Cada maraton ha sido un proceso, una historia que ha acabado con una marca: esos ocho números que dicen cuánto has tardado en recorrer la distancia de Filípides. Lo que esas cifras no cuentan es todo lo que hay detrás. Que es mucho. No solo cientos de kilómetros: también dudas, sueños y todas esas cosas que no salen en Strava ni Garmin almacena.

Claro que corro por una marca, por saber hasta dónde puedo llegar, por no dejar esa parte infantil que soñaba con ser deportista olímpico y, sobretodo, por no dejar nunca de jugar y pasarlo bien. Pero supongo que madurar es valorar otras cosas y ya no corro solo por eso, ahora, también valoro otras cosas. Quién me lo iba a decir.

Hace tiempo que cuento a todo el que se presta a escucharme hablar de esta obsesión, que yo me inscribo a maratones persiguiendo aquellas sensaciones que viví en el km14 del año 2021, o las del km28 del 2023, donde me pellizqué en carrera para asegurarme que no era un sueño. Eso no se puede contar: se siente, pasa por la piel y se queda tatuado en algún lugar de la memoria.

Y nadie garantiza que vuelva a ocurrir.

Pero vuelvo a 2025. 

Medio año remando a contracorriente, lleno de dudas y encajando golpes, pero sin abandonar. Con el verano llegó el cambio: sin pedir permiso, sin avisar, el viento se puso de cola y las cosas empezaron a ordenarse; la tormenta paró y el sol amenazaba con dejarse ver. Y el 19 de octubre la luz llegó, aunque las nubes tardarían un tiempo en irse.

Cuando las dudas persisten solo queda sumar, aunque nadie garantice que vaya a dar, seguían los madrugones y una cabezonería simple: seguir, seguir y seguir.

Las últimas tres semanas ya sabía que el sueño de volver a ser sub3 este año se había escapado. Así que la carrera se planteaba como un reto diferente. Y tenía mis dudas sobre si iba a ser capaz de disfrutar y sufrir sabiendo que el caramelo de la PB no me iba a estar esperando en meta.

Y vaya si lo conseguimos.

Ese 3:03 tiene un valor inmenso. La ilusión con la que viví el apoyo durante toda la carrera, el ambiente que se vivió, la emoción que impulsaba mis piernas tanto como el carbono o las proteínas, no se olvida.

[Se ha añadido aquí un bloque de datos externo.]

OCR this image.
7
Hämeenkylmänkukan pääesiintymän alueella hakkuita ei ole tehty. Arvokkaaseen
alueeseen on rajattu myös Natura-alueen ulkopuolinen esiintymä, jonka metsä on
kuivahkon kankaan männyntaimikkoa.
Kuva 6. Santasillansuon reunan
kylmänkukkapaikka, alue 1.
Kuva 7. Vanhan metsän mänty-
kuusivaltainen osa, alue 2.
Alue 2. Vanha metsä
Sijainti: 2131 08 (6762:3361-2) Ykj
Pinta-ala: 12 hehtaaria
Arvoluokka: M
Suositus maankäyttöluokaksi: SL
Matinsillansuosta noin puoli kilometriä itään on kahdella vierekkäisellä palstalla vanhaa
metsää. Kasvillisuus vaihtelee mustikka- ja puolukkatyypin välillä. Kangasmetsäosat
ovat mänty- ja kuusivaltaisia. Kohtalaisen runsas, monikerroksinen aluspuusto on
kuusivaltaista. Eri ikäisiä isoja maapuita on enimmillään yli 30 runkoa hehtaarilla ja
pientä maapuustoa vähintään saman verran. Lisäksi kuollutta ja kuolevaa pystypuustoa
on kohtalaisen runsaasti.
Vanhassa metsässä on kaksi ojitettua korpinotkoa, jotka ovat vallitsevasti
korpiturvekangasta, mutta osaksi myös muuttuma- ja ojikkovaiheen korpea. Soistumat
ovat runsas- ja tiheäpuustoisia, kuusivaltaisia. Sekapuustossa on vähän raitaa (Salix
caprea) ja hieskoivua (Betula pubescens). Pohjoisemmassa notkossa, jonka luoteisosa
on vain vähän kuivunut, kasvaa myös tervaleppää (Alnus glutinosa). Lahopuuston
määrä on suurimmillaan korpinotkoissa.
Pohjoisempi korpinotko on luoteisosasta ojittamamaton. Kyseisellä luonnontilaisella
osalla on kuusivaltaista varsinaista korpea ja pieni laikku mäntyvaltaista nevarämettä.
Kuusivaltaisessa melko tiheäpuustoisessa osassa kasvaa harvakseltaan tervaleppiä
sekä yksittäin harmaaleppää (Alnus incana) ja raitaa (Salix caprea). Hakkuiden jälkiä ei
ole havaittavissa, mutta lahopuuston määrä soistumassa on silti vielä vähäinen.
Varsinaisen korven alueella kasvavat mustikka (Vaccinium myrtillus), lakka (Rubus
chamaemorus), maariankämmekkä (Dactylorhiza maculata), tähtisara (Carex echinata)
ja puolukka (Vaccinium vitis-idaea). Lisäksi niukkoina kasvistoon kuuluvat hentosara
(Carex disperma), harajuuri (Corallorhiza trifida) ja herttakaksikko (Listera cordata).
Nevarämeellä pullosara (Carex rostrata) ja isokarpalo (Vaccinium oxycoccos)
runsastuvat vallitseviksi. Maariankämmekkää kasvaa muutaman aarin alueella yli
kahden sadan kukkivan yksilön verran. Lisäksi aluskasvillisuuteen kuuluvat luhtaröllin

No puedo agradecer a todos los que me animaron durante el recorrido y a quienes entrasteis conmigo en meta. El atletismo enseña que eres tú el que llega a meta, pero no lo haces solo: son muchos los que cruzan esa línea contigo.

Un año más, maraton me ha enseñado quién soy, dónde estaba, dónde estoy y dónde puedo llegar. Y también quiénes están. 

Es también, la primera vez que estaba en la línea de salida habiendo ganado ya la carrera. En ese sentido tenía una gran ventaja con respecto a los otros 35.999 participantes y, puedo asegurar, sin miedo a equivocarme, que la entrada a la alfombra azul en esos últimos 600 metros fue también, la mejor de todos los finishers, incluso aunque hubiera perdido el dorsal.

La vida sigue, pero este 7/12/2025 no me lo va a quitar ya nadie nunca. Esta sensación de haber vivido algo único, de haber llegado hasta aquí con todo lo que ha supuesto este año, ya forma parte de mí, de lo que soy. Vendrán nuevos retos, cruzaré nuevas metas y me enfrentaré a nuevas dudas, pero ya sé que al final del camino se convierte un peso ligero.